Folks, do you think Missouri’s defense is bad? Well, you ain’t seen nothing yet. Tom Crean’s Bulldogs come to Columbia ranked 305th in defensive efficiency, 168 spots below Missouri. The Bulldogs are absolutely brutal on the defensive end, ranking among the nation’s worst in effective FG percentage, turnovers, blocks, two-point defense, defensive rebounding, etc. Whichever way you slice it, the Tigers should be able to get something going on the defensive end. The easiest way would also be the simplest — grab offensive boards and make enough jump shots to survive. Missouri has beaten better teams than Georgia with this formula, and it would be effective against one of the Power Five’s worst defenses.

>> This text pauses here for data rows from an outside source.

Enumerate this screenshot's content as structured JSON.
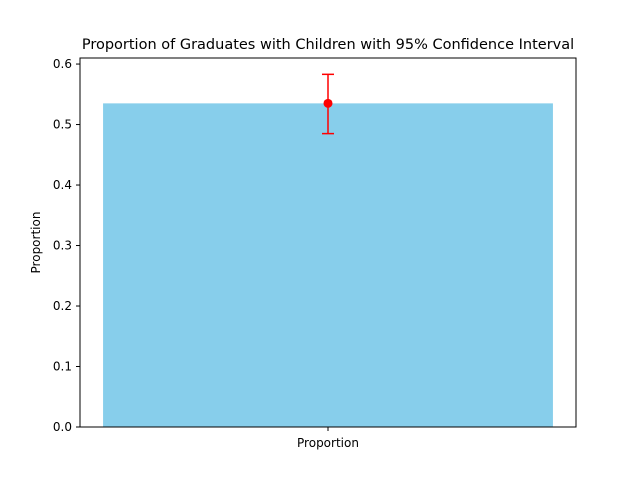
{
  "chart_data": {
    "type": "bar",
    "title": "Proportion of Graduates with Children with 95% Confidence Interval",
    "xlabel": "",
    "ylabel": "Proportion",
    "categories": [
      "Proportion"
    ],
    "values": [
      0.535
    ],
    "error": {
      "lower": [
        0.485
      ],
      "upper": [
        0.583
      ]
    },
    "ylim": [
      0,
      0.61
    ],
    "yticks": [
      "0.0",
      "0.1",
      "0.2",
      "0.3",
      "0.4",
      "0.5",
      "0.6"
    ],
    "grid": false,
    "colors": {
      "bar": "#87ceeb",
      "error": "#ff0000",
      "axis": "#000000"
    }
  }
}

When Georgia has the ball...

Georgia Offense vs. Missouri Defense

Team Adj. Eff. Poss. Length eFG% TO% OR% FTA/FGA 3P% 2P% FT% Blk% Stl%
Team Adj. Eff. Poss. Length eFG% TO% OR% FTA/FGA 3P% 2P% FT% Blk% Stl%
Georgia 108.1 (93) 17.4 (158) 50.7 (149) 20.9 (319) 26.5 (237) 37.6 (27) 32.7 (228) 51.8 (100) 75.2 (58) 14.4 (357) 11.6 (341)
Missouri 101.9 (137) 17.6 (191) 50.8 (211) 18 (201) 30.8 (289) 34.9 (292) 35.6 (283) 49.2 (162) 70.2 (103) 11.3 (66) 9.5 (151)
NCAA Basketball: Tennessee at Georgia Dale Zanine-USA TODAY Sports

What to Watch | No free passes

Georgia’s moribund defense is even more of an eye sore due to the fact that the offense — while still not great — is at least within the top 100 for adjusted efficiency. Much of that has to due with the Bulldog’s one bonafide strength: hunting fouls and making free throws. They’re close to the top 25 in the country in free throw attempts and they make their shots from the stripe at an above-average clip. The temptation for emphatic blocks at the rim is there, as Georgia is the second worst team in the country in getting shots blocked. But if Missouri is going to keep this game in the bag, they can’t afford to be too generous when handing the Bulldogs free trips to the line.


KenPom predicts...

Missouri 76, Georgia 70 | There’s no sugar-coating this game, so I suppose we should be as honest as possible. It’s likely this regular season finale is a match up of two programs destined for change, led by (in all likelihood) two lame duck coaches. There’s not much long-term analysis we can ascertain.

If you’re a loyalist, I hope you enjoy watching your Tigers fight until the end. Hopefully, they’ll send this underwhelming regular season out on a high note.